Opinions on best way to animate an image without using flash

Hello,

I’m going to be working on a new site and I wanted to make an image of a gem rotating on the home page. I would normally try to do this with flash, but for unknown reasons I was told not to use Flash. Any suggestions on what would be the best way to go about this?

Thanks!

Sure, two words: Animated Gif
If you search for this there are sites that help you make them too.

I forgot to mention I’d rather not use an animated GIF because the quality decreases.

Hmm, fat, bloated, requires a plugin, plugin not available to all devices… plenty of legitimate reasons not to flush a perfectly good website down the crapper with “flash for nothing”… there’s a reason the term “flashtard” exists; using flash for ANYTHING other than FMV or games on a website == pointless bloat.

But I’m one of the people who HATES flash on websites for anything other than a game or videos like youtube; to me using it for anything else is just turning the website into useless garbage… and don’t even get me STARTED about all the total trash completely useless websites that are built in nothing BUT flash – see the official websites for most computer games.

Well, if you don’t have flash and since GIF sucks (which it does!) the only real answer for animated is going to be to use javascript… which ends up leaving us asking more questions:

  1. is the user going to interact with the animation, or is it just a fixed rotation?

  2. is this going to be a vector drawing or multiple static frames (like jpegs)?

  3. Is the client going to get their panties in a wad if it doesn’t work when javascript is disabled (NOT that there’s a lot one can do about that in the first place)

Those answers can change how you handle it a good deal.

If it’s just a non-interaction bunch of static frames, that’s easy enough to do using settimeout and by loading the individual images from the scripting – you could even ‘filmstrip’ them to a single image one over the other and slide them around as a background to show the one you want…

While it might look crappy, you could also create a .gif for people browsing without javascript, and put it into a NOSCRIPT tag in the markup.

If you have the frames/images I could toss together a quick code example on how it’s done.

You might ask in the javascript section of these forums too – just be leery of those who will tell you to use some off the shelf 20k script that relies on a few hundred k of scripting libraries to do the job of 2-4k of REAL javascript – usually because the person who wrote said scripts knows not enough javascript AND not enough CSS in the first place.

In other words, just say no to jquery, mootools, yui, etc, etc…

I would second this recommendation.

Hey deathshadow,

Thanks for your suggestions and explaining the reasons not to use flash.

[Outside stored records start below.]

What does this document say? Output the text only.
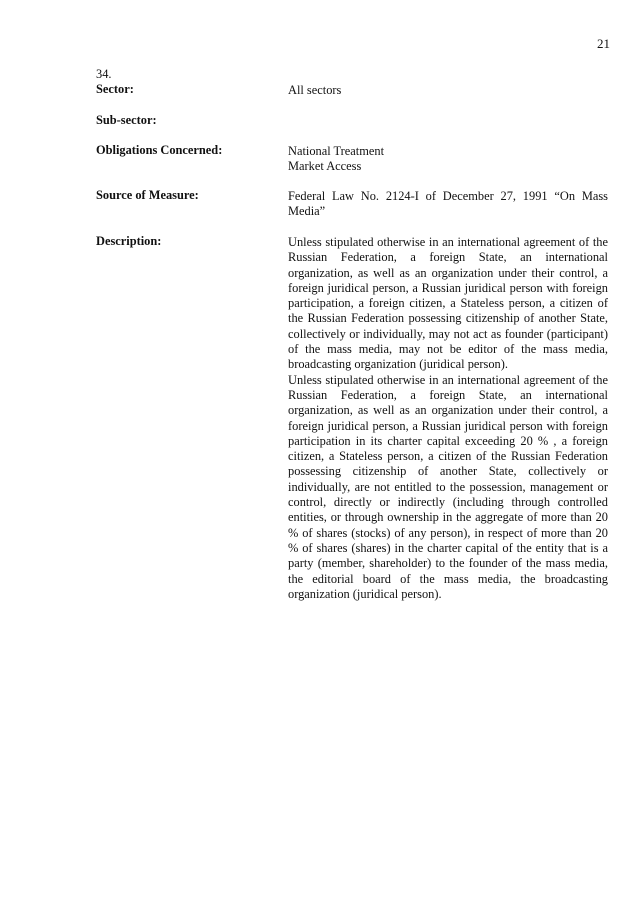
21
34.
Sector:	All sectors
Sub-sector:
Obligations Concerned:	National Treatment
Market Access
Source of Measure:	Federal Law No. 2124-I of December 27, 1991 “On Mass Media”
Description:	Unless stipulated otherwise in an international agreement of the Russian Federation, a foreign State, an international organization, as well as an organization under their control, a foreign juridical person, a Russian juridical person with foreign participation, a foreign citizen, a Stateless person, a citizen of the Russian Federation possessing citizenship of another State, collectively or individually, may not act as founder (participant) of the mass media, may not be editor of the mass media, broadcasting organization (juridical person).
Unless stipulated otherwise in an international agreement of the Russian Federation, a foreign State, an international organization, as well as an organization under their control, a foreign juridical person, a Russian juridical person with foreign participation in its charter capital exceeding 20 % , a foreign citizen, a Stateless person, a citizen of the Russian Federation possessing citizenship of another State, collectively or individually, are not entitled to the possession, management or control, directly or indirectly (including through controlled entities, or through ownership in the aggregate of more than 20 % of shares (stocks) of any person), in respect of more than 20 % of shares (shares) in the charter capital of the entity that is a party (member, shareholder) to the founder of the mass media, the editorial board of the mass media, the broadcasting organization (juridical person).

I don’t think it’s going to be interactive. It’s basically going to be a fixed rotation. I have about 6 jpegs I wanted to experiment with. I’ll send them on over to you too. I’m not very familiar with javascript, at least not yet. You’re right, it might be a good idea to post this question in the javascript forums too. Thanks again!

Wow … I’ve travelled back in time and it’s 1997 again :cool:

Come on, that kind of animation is soooo last millennium … or are you really going for this kind of site?

My stock advice is that looping animations tend to hold a visitor’s interest for juuust long enough for them realise how annoying it is and move off. How many popular sites employ animations (other than for presenting content)? If the feature is a must have, ensure a means to pause the animation is provided.

I agree that a rotating image can be cheesy if done improperly.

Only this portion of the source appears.